Los músculos del estomago se tensaron. El diafragma apretaba los pulmones. Quizás el aire comenzara a salir de ellos en un quejido monocorde y entonces la incomodidad, la vergüenza o al menos la estética elegiría pronunciar esa oscura confesión, que se aferraba a los bronquios para no ser arrastrada al exterior, en lugar de emitir un graznido informe.

Nada.
Sus ojos se apartaron de los míos, pero no en busca de otro objeto de la habitación en el cual posarse, sino que miraron al pasado, o a la confesión, como para convencerla de que afuera el clima estaba agradable.

–Ehhh...
No fue un graznido.
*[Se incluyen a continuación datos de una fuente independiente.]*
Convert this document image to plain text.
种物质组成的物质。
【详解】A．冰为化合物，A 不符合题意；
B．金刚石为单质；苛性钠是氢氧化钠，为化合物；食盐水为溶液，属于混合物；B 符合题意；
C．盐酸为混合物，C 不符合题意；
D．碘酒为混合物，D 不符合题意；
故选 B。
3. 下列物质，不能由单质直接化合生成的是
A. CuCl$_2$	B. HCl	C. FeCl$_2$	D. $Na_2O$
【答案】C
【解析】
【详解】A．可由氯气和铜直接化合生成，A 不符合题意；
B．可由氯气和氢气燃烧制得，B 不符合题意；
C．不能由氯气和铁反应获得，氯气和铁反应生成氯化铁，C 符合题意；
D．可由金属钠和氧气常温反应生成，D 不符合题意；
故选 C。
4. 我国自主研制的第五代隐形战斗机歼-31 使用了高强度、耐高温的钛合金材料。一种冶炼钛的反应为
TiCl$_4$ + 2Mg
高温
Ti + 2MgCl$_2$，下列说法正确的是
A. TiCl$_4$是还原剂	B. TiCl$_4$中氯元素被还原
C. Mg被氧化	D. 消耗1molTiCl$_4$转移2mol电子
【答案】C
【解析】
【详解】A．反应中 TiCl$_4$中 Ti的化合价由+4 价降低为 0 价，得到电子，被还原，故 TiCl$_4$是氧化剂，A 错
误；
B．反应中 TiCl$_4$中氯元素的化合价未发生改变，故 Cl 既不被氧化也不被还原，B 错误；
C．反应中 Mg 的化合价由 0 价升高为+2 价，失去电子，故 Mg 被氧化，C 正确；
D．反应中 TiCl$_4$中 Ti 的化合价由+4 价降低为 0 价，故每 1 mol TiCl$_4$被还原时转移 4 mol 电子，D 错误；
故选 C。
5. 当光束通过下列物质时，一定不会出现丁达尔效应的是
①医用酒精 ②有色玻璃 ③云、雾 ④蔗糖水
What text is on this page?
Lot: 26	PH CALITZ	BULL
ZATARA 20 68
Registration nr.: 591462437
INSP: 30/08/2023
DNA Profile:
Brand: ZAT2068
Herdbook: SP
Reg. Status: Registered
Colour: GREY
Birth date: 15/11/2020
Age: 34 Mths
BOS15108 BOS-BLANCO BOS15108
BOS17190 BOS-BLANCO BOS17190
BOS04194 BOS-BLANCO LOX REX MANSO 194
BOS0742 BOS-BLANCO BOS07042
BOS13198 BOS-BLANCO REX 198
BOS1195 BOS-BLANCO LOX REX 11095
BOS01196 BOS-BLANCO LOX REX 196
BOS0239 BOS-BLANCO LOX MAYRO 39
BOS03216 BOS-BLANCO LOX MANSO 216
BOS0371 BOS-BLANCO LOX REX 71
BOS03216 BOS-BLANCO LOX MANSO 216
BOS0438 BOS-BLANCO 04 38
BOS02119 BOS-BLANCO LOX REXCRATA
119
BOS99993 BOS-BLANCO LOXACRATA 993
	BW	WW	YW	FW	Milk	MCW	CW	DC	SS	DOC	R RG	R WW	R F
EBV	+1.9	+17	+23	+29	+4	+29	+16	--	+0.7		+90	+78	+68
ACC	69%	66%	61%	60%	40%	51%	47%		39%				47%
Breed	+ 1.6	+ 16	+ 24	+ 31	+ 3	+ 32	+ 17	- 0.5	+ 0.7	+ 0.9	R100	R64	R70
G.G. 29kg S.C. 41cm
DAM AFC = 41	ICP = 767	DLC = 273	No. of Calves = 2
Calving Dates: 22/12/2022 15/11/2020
Fue un “Ehhh...”, como el “Ahhhhr...” de un angloparlante, pero era un “Ehhh...” rioplatense.

Me asusté. No sé si afuera el clima estaba tan agradable. El clima era yo. La confesión temía al clima exterior, pero el clima le temía a ella. Tanto o más.

–No es necesario que lo digas.– le dije. Creo que también le dije “tomate tu tiempo” o algo así.

Bien sabía yo el sufrimiento que esos momentos producen en las almas débiles. Yo era una de ellas, y había sufrido varias experiencias como esa.

La confesión se durmió la siesta. Bien arropadita y tibia. Y ronroneante. Afuera la lluvia era breve y muy fría. No se podía acusar a la confesión de haber elegido mal. De hecho, me voy a por mi siesta.